The third and final Block was practical training in the form of a Mission Planning Exercise (MAPEX). During the MAPEX the group split into two teams forming SHQ/FHQ-level Staffs with everyone taking a specific position. Over the course of one week, the teams had to conduct analysis, briefings and planning within an evolving Scenario of a fictive peace-keeping-mission. The roles we took brought different challenges, tasks and positions with them, which needed to be brought together within the standardized UN-military-decision-making-process. This necessitated a collaborative approach, forcing participants to synthesize diverse viewpoints, communication styles and approaches into a single, coherent operational plan. This direct engagement with the mission-situation and the in-team challenges at the same time is realistic and invaluable for building the interpersonal and professional interoperability essential for effective staff work in the field.
What stood out to me:
I gained important insight on the hard to grab dynamic between the Policy-Level work on UN-Peacekeeping and its practical application.
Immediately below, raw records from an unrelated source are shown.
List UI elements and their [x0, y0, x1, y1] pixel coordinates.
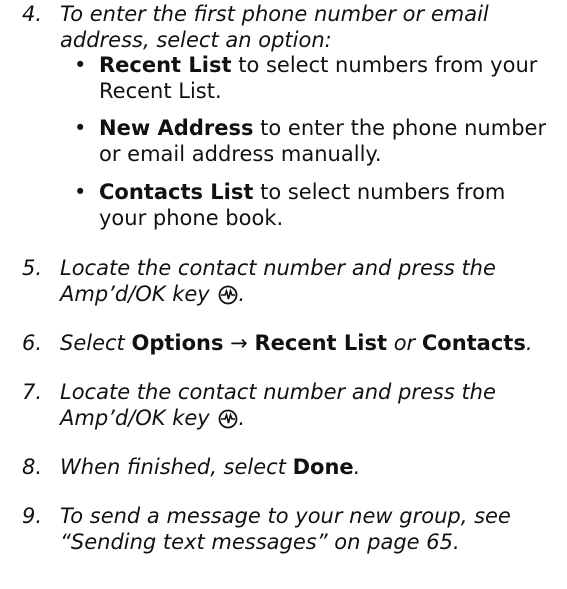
- bullet-dot: •: [74, 180, 87, 204]
- menu-recent-list: Recent List: [254, 331, 387, 355]
- option-label: Recent List: [99, 53, 232, 77]
- step-text-or: or: [393, 331, 416, 355]
- step-7: 7. Locate the contact number and press t…: [22, 380, 562, 431]
- done-label: Done: [292, 455, 354, 479]
- menu-options: Options: [131, 331, 224, 355]
- manual-page: 4. To enter the first phone number or em…: [0, 0, 567, 589]
- option-recent-list: • Recent List to select numbers from you…: [74, 53, 559, 104]
- step-number: 6.: [22, 331, 43, 355]
- bullet-dot: •: [74, 116, 87, 140]
- step-number: 8.: [22, 455, 43, 479]
- option-label: New Address: [99, 116, 254, 140]
- step-period: .: [353, 455, 361, 479]
- step-number: 9.: [22, 504, 43, 528]
- step-text: Locate the contact number and press the …: [60, 256, 496, 306]
- step-text: Select: [60, 331, 125, 355]
- option-contacts-list: • Contacts List to select numbers from y…: [74, 180, 559, 231]
- step-period: .: [238, 281, 246, 306]
- step-8: 8. When finished, select Done.: [22, 455, 562, 481]
- option-label: Contacts List: [99, 180, 254, 204]
- option-new-address: • New Address to enter the phone number …: [74, 116, 559, 167]
- step-text: To enter the first phone number or email…: [60, 2, 489, 52]
- menu-arrow: →: [230, 331, 248, 355]
- step-number: 5.: [22, 256, 43, 280]
- amp-ok-key-icon: [219, 285, 238, 304]
- step-text: When finished, select: [60, 455, 286, 479]
- step-period: .: [238, 405, 246, 430]
- step-6: 6. Select Options → Recent List or Conta…: [22, 331, 562, 357]
- step-number: 7.: [22, 380, 43, 404]
- step-text: Locate the contact number and press the …: [60, 380, 496, 430]
- step-5: 5. Locate the contact number and press t…: [22, 256, 562, 307]
- step-9: 9. To send a message to your new group, …: [22, 504, 562, 555]
- amp-ok-key-icon: [219, 409, 238, 428]
- step-period: .: [525, 331, 533, 355]
- step-4: 4. To enter the first phone number or em…: [22, 2, 562, 53]
- step-number: 4.: [22, 2, 43, 26]
- menu-contacts: Contacts: [421, 331, 526, 355]
- step-text: To send a message to your new group, see…: [60, 504, 511, 554]
- bullet-dot: •: [74, 53, 87, 77]
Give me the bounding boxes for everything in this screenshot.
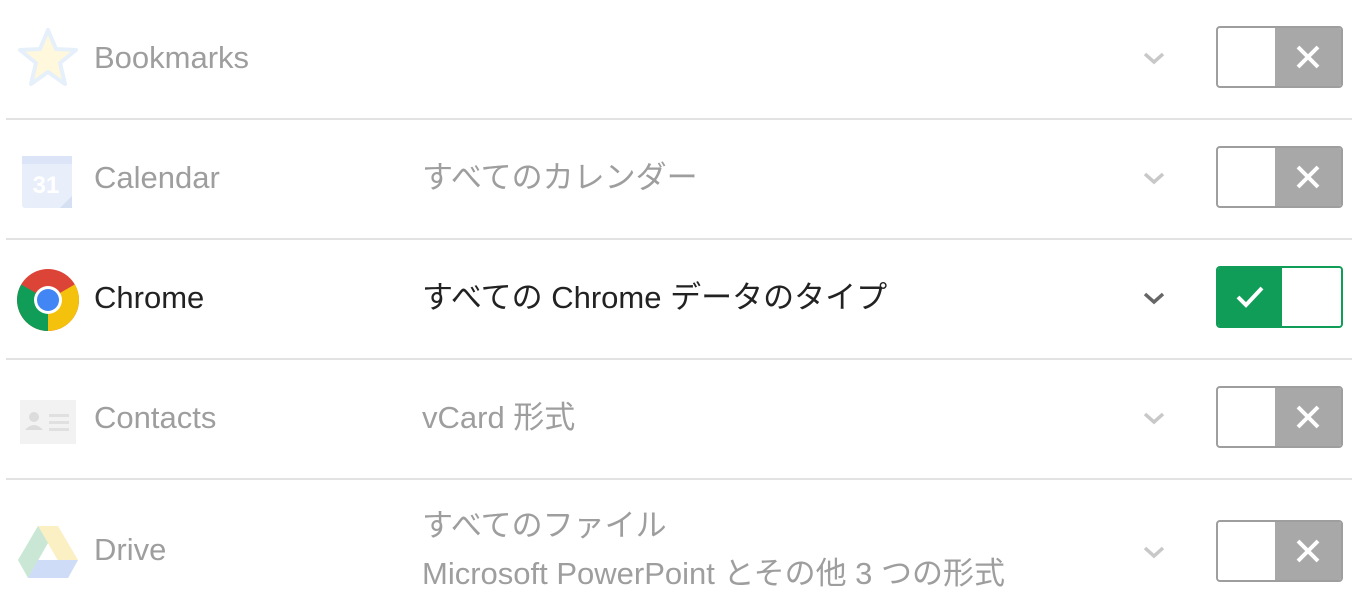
toggle-chrome[interactable] — [1216, 266, 1343, 328]
calendar-icon: 31 — [16, 150, 80, 214]
list-item-drive: Drive すべてのファイル Microsoft PowerPoint とその他… — [6, 480, 1352, 610]
row-name: Bookmarks — [94, 40, 250, 75]
checkmark-icon — [1218, 268, 1282, 326]
row-description-line-2: Microsoft PowerPoint とその他 3 つの形式 — [422, 556, 1006, 591]
chevron-down-icon[interactable] — [1139, 408, 1169, 428]
list-item-calendar: 31 Calendar すべてのカレンダー — [6, 120, 1352, 240]
list-item-bookmarks: Bookmarks — [6, 0, 1352, 120]
chevron-down-icon[interactable] — [1139, 168, 1169, 188]
chevron-down-icon[interactable] — [1139, 288, 1169, 308]
row-description: すべての Chrome データのタイプ — [422, 280, 888, 315]
toggle-calendar[interactable] — [1216, 146, 1343, 208]
row-description: すべてのカレンダー — [422, 160, 698, 195]
close-icon — [1275, 148, 1341, 206]
close-icon — [1275, 388, 1341, 446]
star-icon — [16, 26, 80, 90]
close-icon — [1275, 522, 1341, 580]
chrome-icon — [16, 268, 80, 332]
row-name: Contacts — [94, 400, 217, 435]
close-icon — [1275, 28, 1341, 86]
drive-icon — [16, 520, 80, 584]
chevron-down-icon[interactable] — [1139, 542, 1169, 562]
list-item-chrome: Chrome すべての Chrome データのタイプ — [6, 240, 1352, 360]
list-item-contacts: Contacts vCard 形式 — [6, 360, 1352, 480]
toggle-bookmarks[interactable] — [1216, 26, 1343, 88]
row-name: Calendar — [94, 160, 220, 195]
row-name: Drive — [94, 532, 167, 567]
row-description: vCard 形式 — [422, 400, 576, 435]
row-name: Chrome — [94, 280, 205, 315]
calendar-day-text: 31 — [33, 172, 60, 199]
chevron-down-icon[interactable] — [1139, 48, 1169, 68]
toggle-drive[interactable] — [1216, 520, 1343, 582]
row-description-line-1: すべてのファイル — [422, 508, 667, 543]
toggle-contacts[interactable] — [1216, 386, 1343, 448]
contacts-icon — [16, 390, 80, 454]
The instructors and speakers consistently bridged the gap between doctrine and its practical application in high-stakes environments. Theoretical concepts were illustrated with relevant case studies and lessons learned from past and current missions. The instructors' firsthand experience lent significant credibility to the training and led to valuable discussions on the challenges of civil-military coordination, the complexities of operating within a multinational command structure, and the practical difficulties of mandate implementation on the ground.
This can often be condensed to the walk on the edge between the need for fast and effective decisions and acting on the ground, with the opposing need for complex, sensitive and precisely crafted approaches at the same time. Finding the intersection between these seems to be a core dilemma of peacekeeping, which makes thinking about it more important.
Lastly the interaction within the other course members over the duration of the course and our spare time was at least as insightful and fun as the course itself, resulting in the great Carana Cheesefire-agreement to end our exercise.